Bowman claimed he overheard Jackson and Geller talking in the back of the limo after the event, with Jackson allegedly saying he wanted a “mini-version” of himself to carry on his legacy.

“He was hoping that he could live forever,” Bowman said.

The chauffeur also claimed Jackson grabbed Geller by both arms and told him, “I really want to do it, Uri, and I don’t care how much it costs.”

For Jackson, the idea reportedly wasn’t new. Bowman, who worked for the Billie Jean singer for a decade, said Jackson had been fascinated by cloning ever since Dolly the sheep made worldwide headlines in 1996.

But the most sensational claim came from Michael C. Luckman, director of the New York Center for Extraterrestrial Research, who alleged Jackson made secret “safe deposits” of his sperm at three medical facilities around the world.

Luckman said he was told about the alleged deposits by late celebrity fashion designer Andre Van Pier, who had designed stage costumes for both Jackson and his sister Janet.

According to Luckman, Van Pier learned about the alleged futuristic plan through a source connected to a longevity center in Panama.

“Michael’s wish was the replicas would be able to carry on his legacy after his passing,” Luckman claimed.

Jackson’s death stunned the world in 2009. The Man in the Mirror singer died after suffering acute propofol intoxication, and his death was later ruled a homicide.

His personal physician, Dr. Conrad Murray, was convicted of involuntary manslaughter in 2011 and sentenced to four years in prison.
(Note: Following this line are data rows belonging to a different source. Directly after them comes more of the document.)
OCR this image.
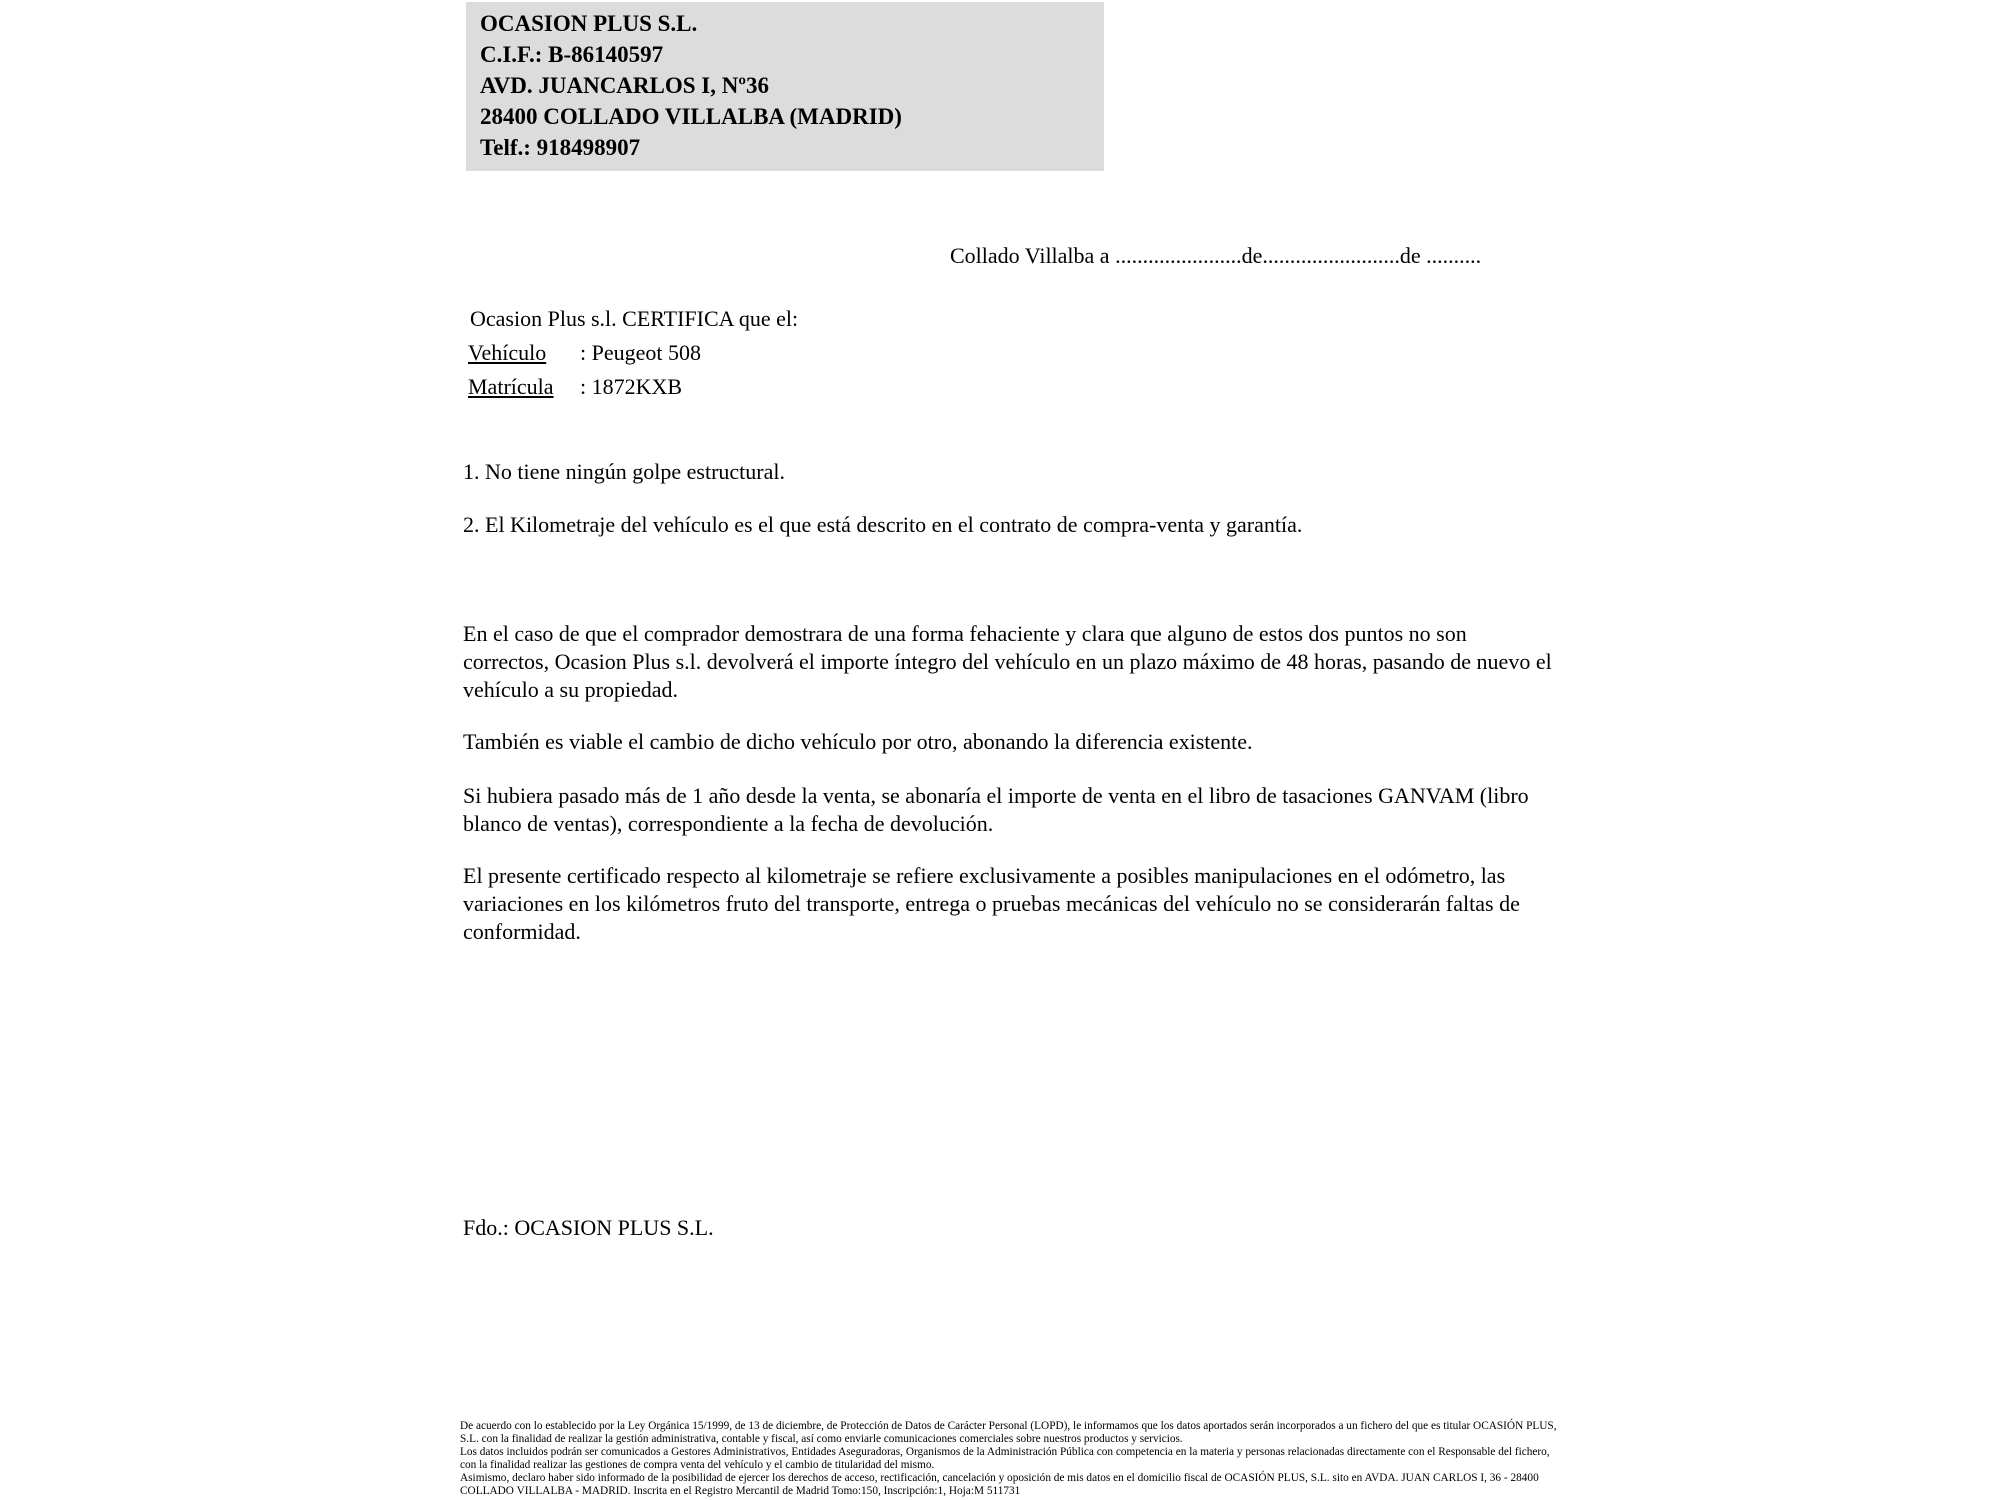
OCASION PLUS S.L.
C.I.F.: B-86140597
AVD. JUANCARLOS I, Nº36
28400 COLLADO VILLALBA (MADRID)
Telf.: 918498907
Collado Villalba a .......................de.........................de ..........
Ocasion Plus s.l. CERTIFICA que el:
Vehículo : Peugeot 508
Matrícula : 1872KXB

1. No tiene ningún golpe estructural.

2. El Kilometraje del vehículo es el que está descrito en el contrato de compra-venta y garantía.

En el caso de que el comprador demostrara de una forma fehaciente y clara que alguno de estos dos puntos no son correctos, Ocasion Plus s.l. devolverá el importe íntegro del vehículo en un plazo máximo de 48 horas, pasando de nuevo el vehículo a su propiedad.

También es viable el cambio de dicho vehículo por otro, abonando la diferencia existente.

Si hubiera pasado más de 1 año desde la venta, se abonaría el importe de venta en el libro de tasaciones GANVAM (libro blanco de ventas), correspondiente a la fecha de devolución.

El presente certificado respecto al kilometraje se refiere exclusivamente a posibles manipulaciones en el odómetro, las variaciones en los kilómetros fruto del transporte, entrega o pruebas mecánicas del vehículo no se considerarán faltas de conformidad.

Fdo.: OCASION PLUS S.L.

De acuerdo con lo establecido por la Ley Orgánica 15/1999, de 13 de diciembre, de Protección de Datos de Carácter Personal (LOPD), le informamos que los datos aportados serán incorporados a un fichero del que es titular OCASIÓN PLUS, S.L. con la finalidad de realizar la gestión administrativa, contable y fiscal, así como enviarle comunicaciones comerciales sobre nuestros productos y servicios.

Los datos incluidos podrán ser comunicados a Gestores Administrativos, Entidades Aseguradoras, Organismos de la Administración Pública con competencia en la materia y personas relacionadas directamente con el Responsable del fichero, con la finalidad realizar las gestiones de compra venta del vehículo y el cambio de titularidad del mismo.

Asimismo, declaro haber sido informado de la posibilidad de ejercer los derechos de acceso, rectificación, cancelación y oposición de mis datos en el domicilio fiscal de OCASIÓN PLUS, S.L. sito en AVDA. JUAN CARLOS I, 36 - 28400 COLLADO VILLALBA - MADRID. Inscrita en el Registro Mercantil de Madrid Tomo:150, Inscripción:1, Hoja:M 511731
Even after death, Jackson’s empire continued to make staggering money. In 2016, his estate reportedly earned $825 million, marking the highest annual total ever recorded for a celebrity by Forbes at the time.

Still, Luckman claimed Jackson wanted more than a financial legacy.

Despite having three children — Prince, Paris and Prince Michael II — Jackson was allegedly obsessed with the idea that a scientific replica could one day continue his work.

Luckman has even claimed samples connected to Jackson were moved from a Los Angeles fertility clinic to the United Kingdom for safekeeping, raising his belief that the cloning dream may not be over.

“Michael wanted this to happen, and spent time and money trying to achieve his goal,” Luckman said.

He also suggested Jackson might not be the only dead icon people could try to “bring back” through science, pointing to the case of a Canadian dentist who purchased one of John Lennon’s teeth and publicly discussed using its DNA.

Whether Jackson’s alleged cloning dream was fantasy, science fiction or a secret plan that went further than anyone imagined, one thing is clear: the King of Pop’s strange fascination with immortality remains one of the most bizarre chapters in his already legendary life.